Je vis dans le monde, et en même temps dans ma forêt ancestrale. 

La mienne. Celle où mon arrière-grand-mère à rencontré un loup à l'orée du bois avec son frère, quand elle avait dix ans ; celle où les bohémiens qui allumaient de grands feux faisaient peur à ceux qui passaient en charrette à la tombée du jour, et qui vivaient encore dans le souvenir de ma grand-tante, il y a quelques années ; celle que devait traverser mon trisaïeul pour rentrer chez lui, à la lueur de sa lampe à loups. 

Et probablement aussi toutes celles qui ont été traversées par l'arrière-grand-père de mon grand-père qui a traversé l'Europe à pied pendant les campagnes napoléoniennes.

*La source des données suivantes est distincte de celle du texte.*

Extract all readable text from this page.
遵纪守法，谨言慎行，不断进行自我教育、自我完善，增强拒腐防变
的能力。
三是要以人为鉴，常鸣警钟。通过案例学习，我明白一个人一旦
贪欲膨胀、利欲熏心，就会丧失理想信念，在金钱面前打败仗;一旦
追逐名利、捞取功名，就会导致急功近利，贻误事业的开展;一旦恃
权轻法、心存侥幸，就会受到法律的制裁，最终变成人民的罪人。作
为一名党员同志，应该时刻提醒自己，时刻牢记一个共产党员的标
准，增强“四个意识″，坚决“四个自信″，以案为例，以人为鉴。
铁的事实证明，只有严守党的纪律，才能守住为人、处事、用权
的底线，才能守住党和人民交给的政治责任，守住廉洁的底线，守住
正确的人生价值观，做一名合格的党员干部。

Et aussi dans toutes celles où les femmes allaient chercher des châtaignes, du petit bois, des baies, des simples, des remèdes ; celles dans lesquelles on entrait sans plus pouvoir en ressortir, celles qui protégeaient, celles dans lesquelles on se perdait, les rassurantes et les autres, celles dans lesquelles on menaçait sans ménagement d'emmener les marmots, et celles qui vous ouvraient à quelque chose de soi que vous ne connaissiez pas.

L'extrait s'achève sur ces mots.